One of my favorite presentations is Revenge the SQL by Rob Volk (blog|twitter). It’s a demonstration of a lot of strange, fun, and sometimes terrifying things you can do with SQL Server. Sometimes just for amusement and sometimes if you want to burn down your house. None of it should be used at work!!!
That said, at the end of the presentation during Summit this year Rob asked if anyone had any interesting additions and maybe not so surprisingly I had thought of one.
BEGIN TRANSACTION GO 1000
If you are already cringing you can probably skip the rest of this post. This could be really nasty at the beginning of a piece of code if someone isn’t paying attention. It actually came from a piece of code I was asked to debug a while back and has a couple of moving parts. The piece of code looked something like this:
BEGIN TRANSACTION DELETE TOP (10000) FROM dbo.LotsOfData WHERE Status = 'Done'; GO 1000 COMMIT
The database was in SIMPLE recovery mode and the idea was to remove data in chunks. However the developer complained that it was still blowing up the log and then when he tried to close the query window there was an open transaction.

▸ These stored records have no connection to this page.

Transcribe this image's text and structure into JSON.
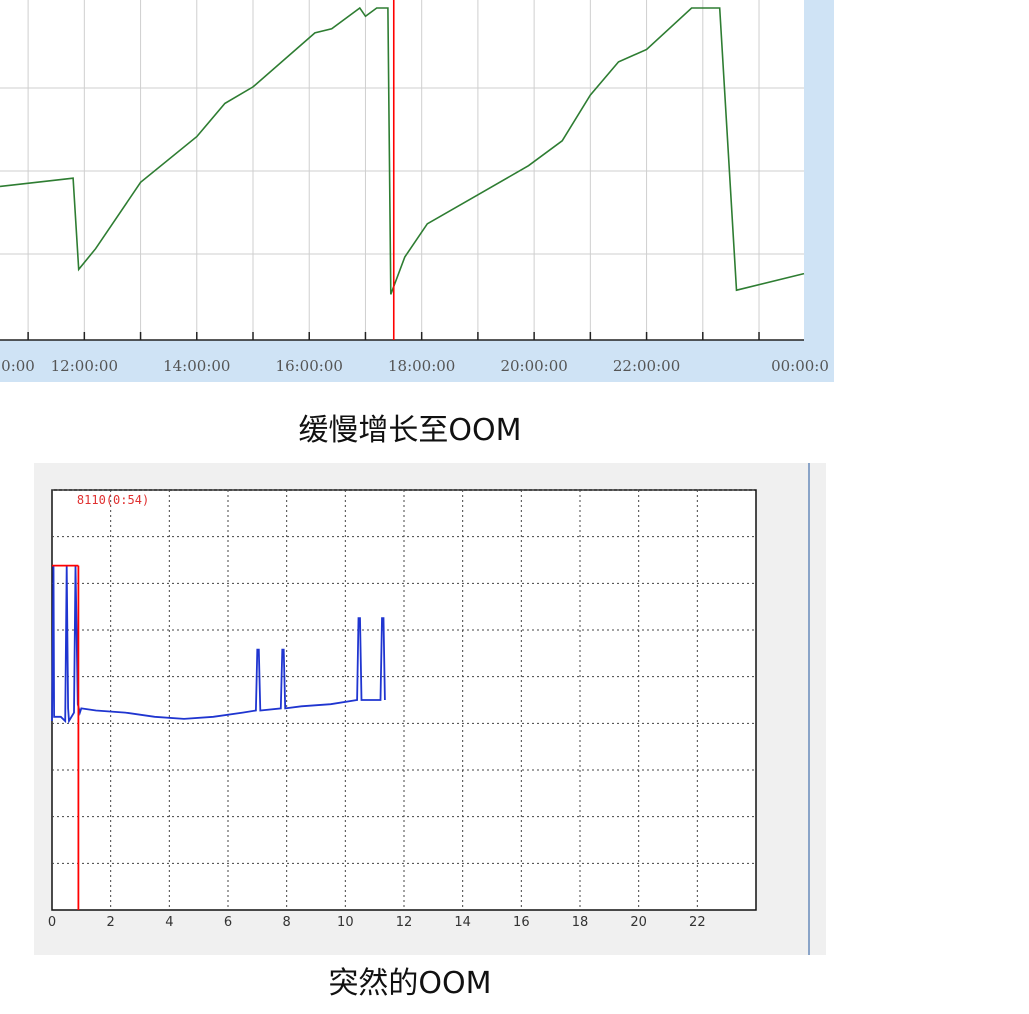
{
  "chart_data": [
    {
      "type": "line",
      "title": "",
      "xlabel": "",
      "ylabel": "",
      "x_tick_labels": [
        "0:00",
        "12:00:00",
        "14:00:00",
        "16:00:00",
        "18:00:00",
        "20:00:00",
        "22:00:00",
        "00:00:0"
      ],
      "xlim_hours": [
        10.5,
        24.8
      ],
      "ylim": [
        0,
        4
      ],
      "grid": true,
      "series": [
        {
          "color": "#2e7d32",
          "x": [
            10.5,
            11.8,
            11.9,
            12.2,
            13.0,
            14.0,
            14.5,
            15.0,
            16.1,
            16.4,
            16.9,
            17.0,
            17.2,
            17.4,
            17.45,
            17.7,
            18.1,
            19.0,
            19.9,
            20.5,
            21.0,
            21.5,
            22.0,
            22.8,
            23.3,
            23.6,
            24.8
          ],
          "y": [
            1.85,
            1.95,
            0.85,
            1.1,
            1.9,
            2.45,
            2.85,
            3.05,
            3.7,
            3.75,
            4.0,
            3.9,
            4.0,
            4.0,
            0.55,
            1.0,
            1.4,
            1.75,
            2.1,
            2.4,
            2.95,
            3.35,
            3.5,
            4.0,
            4.0,
            0.6,
            0.8
          ]
        }
      ],
      "markers": [
        {
          "x": 17.45,
          "color": "#ff0000"
        }
      ]
    },
    {
      "type": "line",
      "title": "",
      "xlabel": "",
      "ylabel": "",
      "x_ticks": [
        0,
        2,
        4,
        6,
        8,
        10,
        12,
        14,
        16,
        18,
        20,
        22
      ],
      "xlim": [
        0,
        24
      ],
      "ylim": [
        0,
        10
      ],
      "grid": true,
      "annotation": "8110(0:54)",
      "series": [
        {
          "color": "#1f35d0",
          "x": [
            0.0,
            0.05,
            0.07,
            0.3,
            0.45,
            0.5,
            0.55,
            0.58,
            0.75,
            0.8,
            0.88,
            0.95,
            1.0,
            1.5,
            2.5,
            3.5,
            4.5,
            5.5,
            6.5,
            6.95,
            7.0,
            7.05,
            7.1,
            7.8,
            7.85,
            7.9,
            7.95,
            8.5,
            9.5,
            10.4,
            10.45,
            10.5,
            10.55,
            11.2,
            11.25,
            11.3,
            11.35
          ],
          "y": [
            4.5,
            8.2,
            4.6,
            4.6,
            4.5,
            8.2,
            4.8,
            4.5,
            4.7,
            8.2,
            4.9,
            4.7,
            4.8,
            4.75,
            4.7,
            4.6,
            4.55,
            4.6,
            4.7,
            4.75,
            6.2,
            6.2,
            4.75,
            4.8,
            6.2,
            6.2,
            4.8,
            4.85,
            4.9,
            5.0,
            6.95,
            6.95,
            5.0,
            5.0,
            6.95,
            6.95,
            5.0
          ]
        }
      ],
      "markers": [
        {
          "x": 0.9,
          "color": "#ff0000"
        }
      ],
      "marker_box": {
        "x0": 0,
        "x1": 0.9,
        "y": 8.2,
        "color": "#ff0000"
      }
    }
  ],
  "captions": {
    "top": "缓慢增长至OOM",
    "bottom": "突然的OOM"
  }
}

Let me start by explaining that the number after GO means to run the above batch that number of times. So GO 10 means run the batch 10 times. In this case the DELETE was being run 1000 times, just as the developer wanted, but they missed that the BEGIN TRANSACTION was being run each time was well. Now, in reality there is only one transaction (a single ROLLBACK will undo all levels of the transaction) but each time you run BEGIN TRANSACTION it creates a new level of the transaction, and requires an additional COMMIT to clear. So in order to clear this a COMMIT had to be run an additional 999 times.